Showing papers on "Robust control published in 1978"

Robustness with observers

Abstract: This paper describes an adjustment procedure for observer-based linear control systems which asymptotically achieves the same loop transfer functions (and hence the same relative stability, robustness, and disturbance rejection properties) as full-state feedback control implementations.

Robustness of multiloop linear feedback systems

Abstract: This paper presents a new approach to the frequency-domain analysis of multiloop linear feed-back systems. The properties of the return difference equation are examined using the concepts of singular values, singular vectors and the spectral norm of a matrix. A number of new tools for multiloop systems are developed which are analogous to those for scalar Nyquist and Bode analysis. These provide a generalization of the scalar frequency-domain notions such as gain, bandwidth, stability margins and M-circles, and provide considerable insight into system robustness.

Decentralized robust control of unknown systems using tuning regulators

Abstract: The problem of determining a decentralized robust controller for a general servomechanism problem, in which the system to be regulated is unknown, is considered in this paper. In this problem, the unknown system is subject to disturbances and it is desired to find a decentralized controller so that the outputs track given specified reference inputs, independent of any disturbances occurring in the system, and such that this occurs for any perturbations in the parameters of the system (which do not cause instability). The only assumptions made regarding the system to be regulated are that 1) the system is described by a finite linear time-invariant multivariable model and 2) the system is stable. Note that the order of the system is not assumed to be known. The approach taken to solve the problem is in the same spirit of some results recently obtained on "multivariable tuning regulators" for centralized control systems [1]. In this problem formulation, the constraint is imposed that only one controller (at a given control station) may be adjusted at any time (and that when adjusted, this controller will remain fixed), and that the closed-loop system must remain stable at all times during the tuning procedure. It is shown that necessary and sufficient conditions for a solution to exist to the problem can be obtained by performing some simple experiments on the plant, and that a robust decentralized controller can then be synthesized using the results of these experiments in conjunction with a series of one-dimensional parameter searches performed on the closed-loop system. This later procedure is called "tuning the controller on line." The most interesting feature of this problem which differs from the centralized control problem is that the controller synthesis must be carded out in a certain preassigned order with respect to each controller agent (not necessarily unique); if this ordering is not carried out, then there may not exist a controller synthesis for the problem.

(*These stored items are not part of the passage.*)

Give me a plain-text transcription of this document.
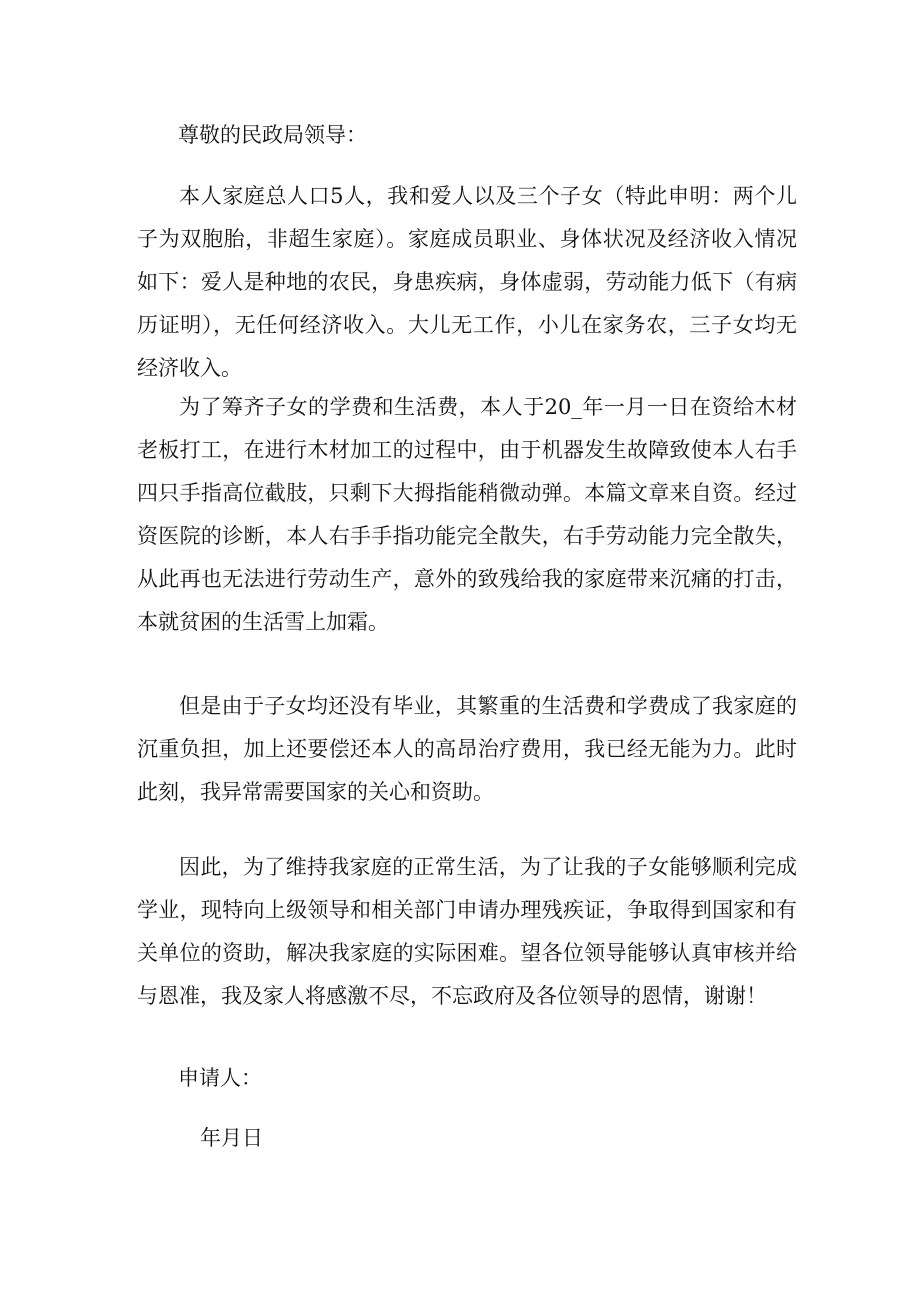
尊敬的民政局领导：

本人家庭总人口5人，我和爱人以及三个子女（特此申明：两个儿子为双胞胎，非超生家庭）。家庭成员职业、身体状况及经济收入情况如下：爱人是种地的农民，身患疾病，身体虚弱，劳动能力低下（有病历证明），无任何经济收入。大儿无工作，小儿在家务农，三子女均无经济收入。

为了筹齐子女的学费和生活费，本人于20_年一月一日在资给木材老板打工，在进行木材加工的过程中，由于机器发生故障致使本人右手四只手指高位截肢，只剩下大拇指能稍微动弹。本篇文章来自资。经过资医院的诊断，本人右手手指功能完全散失，右手劳动能力完全散失，从此再也无法进行劳动生产，意外的致残给我的家庭带来沉痛的打击，本就贫困的生活雪上加霜。

但是由于子女均还没有毕业，其繁重的生活费和学费成了我家庭的沉重负担，加上还要偿还本人的高昂治疗费用，我已经无能为力。此时此刻，我异常需要国家的关心和资助。

因此，为了维持我家庭的正常生活，为了让我的子女能够顺利完成学业，现特向上级领导和相关部门申请办理残疾证，争取得到国家和有关单位的资助，解决我家庭的实际困难。望各位领导能够认真审核并给与恩准，我及家人将感激不尽，不忘政府及各位领导的恩情，谢谢！

申请人：
年月日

Flight control application of model algorithmic control with IDCOM

Abstract: Some of the outstanding problems in the application of modern control theory to Flight Control Systems are: (i) model selection, (ii) incorporation of state and control constraints, and (iii) robustness and sensitivity to unknown parameters and disturbances. In this paper, we use a technique called Model Algorithmic Control (MAC) with IDCOM which resolves the above problems in an effective manner. The technique was originally developed for industrial applications in France. It is based on an identification-optimization approach, which is very general in nature. MAC is a digital technique that makes full use of the capabilities of current microprocessors and any future developments in microprocessor technology would further enhance its effectiveness. In this paper, we describe an application of MAC to the design of an adaptive autopilot for pitch control of a high performance aircraft.

New structures for parameter-insensitive controllers

Abstract: Several methods have been proposed for designing feedback control laws which are minimally sensitive to variations in system parameters. The restricted structure of these control laws often limits the extent of their parameter insensitivity. In this paper, we show how the state feedback controller form may be extended to allow maximum variations in system parameters without loss of stability or significant deterioration in performance. All control structures are passive and linear. They appear to be most useful when there are large variations in parameter values.